The Perfect Crime, or how to get away with murder in Idaho - bdevine
http://ssrn.com/abstract=691642
======
davismwfl
IANAL, but given there is no statute of limitations on prosecuting most major
felonies like murder. it seems that the legislators would just change the law
after a felony was committed allowing for the prosecution of the crime. At
least from my limited knowledge they have done that in the past to fix issues,
so I am not sure how this would be any different.
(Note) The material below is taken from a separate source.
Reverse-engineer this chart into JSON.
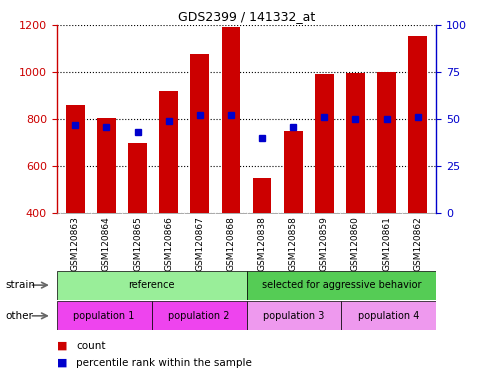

I do think it is interesting how the legislating bodies allow this type of
stuff to occur (and not fix it timely), but it seems more a procedural
technicality then a way to get away with anything. In addition, I am sure a
prosecutor would allege the crime originated outside the jurisdiction giving
the place where the "thought" or "plan" occurred jurisdiction to prosecute.
And in the end it would be heard by a jury in that jurisdiction and regardless
of the truth they would get their conviction.

This is a great story to tell (as the book written from it likely does) but no
one would likely get away with a major crime if they were caught just because
it occurred in this area. Petty crimes, I bet would go unnoticed and never be
brought to a hearing because of the quagmire, but not a major felony.

------
bdevine
From the abstract: "This article argues that there is a 50-square-mile swath
of Idaho in which one can commit felonies with impunity. This is because of
the intersection of a poorly drafted statute with a clear but neglected
constitutional provision: the Sixth Amendment's Vicinage Clause."

Mods: The title "The Perfect Crime" seemed insufficiently descriptive, so I
took the liberty of augmenting the title.